The panels are the recto and verso of a marriage salver. They show episodes from the Commedia delle ninfe fiorentine, an amatory allegory written about 1342 by Giovanni Boccaccio.
The right panel, the obverse, or front, of a marriage salver, illustrates an episode in which the hunter Ameto, dressed in red, peers over a hill and then approaches some nymphs in a thicket, attracted by the singing of Lia. In the background Ameto and the nymphs hunt. The nymphs instruct Ameto in the meaning of love in a later episode of the story. The salver dates about 1410.
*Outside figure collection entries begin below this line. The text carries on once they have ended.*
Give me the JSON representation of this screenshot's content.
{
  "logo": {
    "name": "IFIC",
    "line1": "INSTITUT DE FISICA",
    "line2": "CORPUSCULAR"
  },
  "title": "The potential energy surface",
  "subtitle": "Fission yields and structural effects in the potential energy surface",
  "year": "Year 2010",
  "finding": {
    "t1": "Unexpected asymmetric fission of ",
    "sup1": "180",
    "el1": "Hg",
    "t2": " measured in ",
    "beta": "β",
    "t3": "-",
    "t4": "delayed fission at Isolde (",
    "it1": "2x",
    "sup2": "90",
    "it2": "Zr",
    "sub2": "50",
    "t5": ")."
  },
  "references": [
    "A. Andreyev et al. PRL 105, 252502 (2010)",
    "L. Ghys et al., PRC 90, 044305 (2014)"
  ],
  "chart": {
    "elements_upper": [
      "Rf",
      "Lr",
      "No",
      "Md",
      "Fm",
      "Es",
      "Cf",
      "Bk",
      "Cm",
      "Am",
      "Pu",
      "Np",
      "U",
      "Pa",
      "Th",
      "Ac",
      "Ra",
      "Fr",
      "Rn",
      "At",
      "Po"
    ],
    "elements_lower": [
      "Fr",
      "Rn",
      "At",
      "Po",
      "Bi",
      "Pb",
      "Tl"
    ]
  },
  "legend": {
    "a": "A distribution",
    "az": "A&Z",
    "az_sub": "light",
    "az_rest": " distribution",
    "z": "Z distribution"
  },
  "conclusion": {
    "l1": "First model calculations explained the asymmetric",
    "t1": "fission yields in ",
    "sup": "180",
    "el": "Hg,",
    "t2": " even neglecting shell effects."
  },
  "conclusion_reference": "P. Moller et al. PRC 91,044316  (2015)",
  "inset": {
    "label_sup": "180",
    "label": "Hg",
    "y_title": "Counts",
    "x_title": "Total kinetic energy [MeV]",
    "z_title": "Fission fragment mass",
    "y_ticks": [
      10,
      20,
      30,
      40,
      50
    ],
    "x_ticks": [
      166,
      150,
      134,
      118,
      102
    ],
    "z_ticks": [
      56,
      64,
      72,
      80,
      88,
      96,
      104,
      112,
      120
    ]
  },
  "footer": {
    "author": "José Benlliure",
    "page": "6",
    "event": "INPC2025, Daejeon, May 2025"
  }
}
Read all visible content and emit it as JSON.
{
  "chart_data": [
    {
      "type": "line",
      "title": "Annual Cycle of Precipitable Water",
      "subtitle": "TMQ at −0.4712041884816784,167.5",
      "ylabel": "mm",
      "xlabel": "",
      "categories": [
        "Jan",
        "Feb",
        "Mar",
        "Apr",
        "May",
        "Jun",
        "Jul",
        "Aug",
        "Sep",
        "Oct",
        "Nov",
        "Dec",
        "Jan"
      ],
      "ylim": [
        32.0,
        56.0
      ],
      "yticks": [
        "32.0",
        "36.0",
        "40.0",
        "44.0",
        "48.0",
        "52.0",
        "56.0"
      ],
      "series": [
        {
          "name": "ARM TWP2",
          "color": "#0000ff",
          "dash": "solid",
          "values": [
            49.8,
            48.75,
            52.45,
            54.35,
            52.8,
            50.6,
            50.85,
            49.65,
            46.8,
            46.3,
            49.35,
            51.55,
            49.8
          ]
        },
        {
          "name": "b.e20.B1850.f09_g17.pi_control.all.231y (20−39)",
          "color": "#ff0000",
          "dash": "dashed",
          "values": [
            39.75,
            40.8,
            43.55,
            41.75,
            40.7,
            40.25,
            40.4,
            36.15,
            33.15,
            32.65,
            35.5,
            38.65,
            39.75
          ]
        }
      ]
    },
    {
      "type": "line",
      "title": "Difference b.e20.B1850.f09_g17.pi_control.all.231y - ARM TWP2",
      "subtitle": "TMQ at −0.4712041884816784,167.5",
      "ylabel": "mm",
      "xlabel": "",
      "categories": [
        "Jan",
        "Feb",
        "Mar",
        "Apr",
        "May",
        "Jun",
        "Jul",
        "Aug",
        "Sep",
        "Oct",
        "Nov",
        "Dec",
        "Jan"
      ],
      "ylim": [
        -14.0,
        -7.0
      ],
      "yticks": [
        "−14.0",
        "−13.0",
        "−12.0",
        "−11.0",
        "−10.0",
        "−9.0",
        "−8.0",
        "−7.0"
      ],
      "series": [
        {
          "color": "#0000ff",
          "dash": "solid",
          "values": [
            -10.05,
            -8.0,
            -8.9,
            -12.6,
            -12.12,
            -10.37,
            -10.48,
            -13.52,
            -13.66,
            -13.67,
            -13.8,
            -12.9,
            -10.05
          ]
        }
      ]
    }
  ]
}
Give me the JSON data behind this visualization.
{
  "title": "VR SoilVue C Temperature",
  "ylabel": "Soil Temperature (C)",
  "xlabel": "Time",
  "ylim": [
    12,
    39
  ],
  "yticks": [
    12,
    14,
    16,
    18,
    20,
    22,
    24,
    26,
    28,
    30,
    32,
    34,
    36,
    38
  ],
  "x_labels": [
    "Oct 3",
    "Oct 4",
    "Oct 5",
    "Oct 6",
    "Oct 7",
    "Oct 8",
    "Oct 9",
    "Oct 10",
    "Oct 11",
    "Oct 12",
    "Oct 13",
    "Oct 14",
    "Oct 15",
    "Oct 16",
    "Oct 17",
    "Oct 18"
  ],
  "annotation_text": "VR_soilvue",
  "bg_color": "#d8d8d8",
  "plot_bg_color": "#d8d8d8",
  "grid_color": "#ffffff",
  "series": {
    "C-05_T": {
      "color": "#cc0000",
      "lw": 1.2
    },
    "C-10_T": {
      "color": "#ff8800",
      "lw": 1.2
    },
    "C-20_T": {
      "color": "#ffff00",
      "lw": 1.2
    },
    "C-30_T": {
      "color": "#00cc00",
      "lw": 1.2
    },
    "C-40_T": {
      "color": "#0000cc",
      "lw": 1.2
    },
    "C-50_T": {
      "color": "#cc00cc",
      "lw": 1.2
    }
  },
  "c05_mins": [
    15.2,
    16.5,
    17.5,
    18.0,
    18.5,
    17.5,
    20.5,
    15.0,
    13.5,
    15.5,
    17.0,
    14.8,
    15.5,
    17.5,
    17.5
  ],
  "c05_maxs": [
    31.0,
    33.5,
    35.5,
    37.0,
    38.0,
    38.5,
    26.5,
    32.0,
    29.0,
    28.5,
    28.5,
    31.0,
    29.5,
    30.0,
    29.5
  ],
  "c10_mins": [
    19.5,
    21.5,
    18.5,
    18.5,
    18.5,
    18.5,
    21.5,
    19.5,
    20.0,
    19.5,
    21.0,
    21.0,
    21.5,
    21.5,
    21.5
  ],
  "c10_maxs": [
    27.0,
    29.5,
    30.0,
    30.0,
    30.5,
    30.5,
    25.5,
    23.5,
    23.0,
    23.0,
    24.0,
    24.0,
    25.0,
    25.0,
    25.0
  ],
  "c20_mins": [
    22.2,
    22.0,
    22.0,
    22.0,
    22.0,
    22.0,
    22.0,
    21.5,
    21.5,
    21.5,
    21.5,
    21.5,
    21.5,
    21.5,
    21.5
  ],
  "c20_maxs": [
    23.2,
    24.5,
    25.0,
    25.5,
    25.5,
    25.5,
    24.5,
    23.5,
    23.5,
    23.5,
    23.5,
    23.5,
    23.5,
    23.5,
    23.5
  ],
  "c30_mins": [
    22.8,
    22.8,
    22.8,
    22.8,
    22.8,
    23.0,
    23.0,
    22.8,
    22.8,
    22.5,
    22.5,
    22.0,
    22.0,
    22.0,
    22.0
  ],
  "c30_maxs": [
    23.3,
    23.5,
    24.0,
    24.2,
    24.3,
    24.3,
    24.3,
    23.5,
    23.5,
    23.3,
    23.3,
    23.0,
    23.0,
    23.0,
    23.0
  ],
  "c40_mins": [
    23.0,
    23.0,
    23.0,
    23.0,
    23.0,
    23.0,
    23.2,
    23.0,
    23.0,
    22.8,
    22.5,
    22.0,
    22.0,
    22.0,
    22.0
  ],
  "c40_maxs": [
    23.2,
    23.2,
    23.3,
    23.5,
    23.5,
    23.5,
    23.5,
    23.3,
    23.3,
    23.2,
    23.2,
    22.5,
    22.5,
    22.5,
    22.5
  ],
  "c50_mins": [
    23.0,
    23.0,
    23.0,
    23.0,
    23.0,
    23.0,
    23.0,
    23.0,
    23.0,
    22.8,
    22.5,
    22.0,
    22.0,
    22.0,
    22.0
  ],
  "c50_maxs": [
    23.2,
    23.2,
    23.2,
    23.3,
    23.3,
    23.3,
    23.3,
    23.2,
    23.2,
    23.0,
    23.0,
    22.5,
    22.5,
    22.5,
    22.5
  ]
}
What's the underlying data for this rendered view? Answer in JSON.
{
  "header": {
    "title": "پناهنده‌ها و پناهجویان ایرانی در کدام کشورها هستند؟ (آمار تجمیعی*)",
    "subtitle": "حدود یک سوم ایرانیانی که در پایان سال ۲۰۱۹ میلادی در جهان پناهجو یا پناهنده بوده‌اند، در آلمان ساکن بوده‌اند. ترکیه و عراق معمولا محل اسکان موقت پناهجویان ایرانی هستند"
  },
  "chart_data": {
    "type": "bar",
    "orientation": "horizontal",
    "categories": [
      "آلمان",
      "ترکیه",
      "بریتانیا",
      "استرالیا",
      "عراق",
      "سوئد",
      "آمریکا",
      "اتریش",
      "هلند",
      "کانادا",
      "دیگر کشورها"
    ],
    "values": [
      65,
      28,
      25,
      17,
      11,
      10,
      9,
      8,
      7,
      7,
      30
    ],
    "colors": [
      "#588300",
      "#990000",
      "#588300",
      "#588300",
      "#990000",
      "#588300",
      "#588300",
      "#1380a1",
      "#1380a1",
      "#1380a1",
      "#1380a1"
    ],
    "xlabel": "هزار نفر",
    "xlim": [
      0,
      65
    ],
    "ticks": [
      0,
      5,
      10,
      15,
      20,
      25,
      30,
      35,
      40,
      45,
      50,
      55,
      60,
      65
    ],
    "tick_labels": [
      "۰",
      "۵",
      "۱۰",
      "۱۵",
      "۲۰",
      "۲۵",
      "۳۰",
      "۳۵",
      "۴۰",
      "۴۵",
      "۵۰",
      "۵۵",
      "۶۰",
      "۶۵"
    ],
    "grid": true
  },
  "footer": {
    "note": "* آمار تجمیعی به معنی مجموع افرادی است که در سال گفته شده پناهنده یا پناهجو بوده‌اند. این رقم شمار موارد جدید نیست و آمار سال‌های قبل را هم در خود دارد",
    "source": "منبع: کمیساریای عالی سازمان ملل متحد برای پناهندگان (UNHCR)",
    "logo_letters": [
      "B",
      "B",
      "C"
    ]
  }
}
Frederick III and Leonora of Portugal in Rome

In 1452, the Holy Roman Emperor, Frederick III, visited Italy to marry Leonora of Portugal and be crowned. At the left, in front of old St. Peter’s in Rome, the pope crowns the kneeling emperor. In the center, the imperial procession makes its way through the city. At the right, Frederick III knights his brother on the Ponte Sant’Angelo. This chest is unusual because it depicts contemporary political events. Smaller panels originally decorated the ends of the cassone (and were in the same positions as installed here). They show the Empress Leonora returning to her palace, and Frederick III riding through Rome after his coronation. On the sides of the pedestal: Leonora and Ladislaus Returning to the Vatican and Frederick III’s Procession through Rome.
‘The Sienese provenance of this cassone may not be accidental, as four spalliera panels by the artist are in the Pinacoteca Nazionale there.
The picture was acquired by 1914 by the great New York collector and philanthropist, Otto Kahn, who owned such masterpieces as Ghirlandaio’s Portrait of Giovanna Tornabuoni and Carpaccio’s Young Knight (both now, Madrid, Thyssen-Bornemisza Museum). It was subsequently purchased by Sir Thomas Merton, presumably in or after 1950, when Dr. Alfred Scharf published his A Catalogue of Pictures and Drawings from the Collection of Sir Thomas Merton, F.R.S. at Stubbins House, Maidenhead, which is the fullest account of the collection.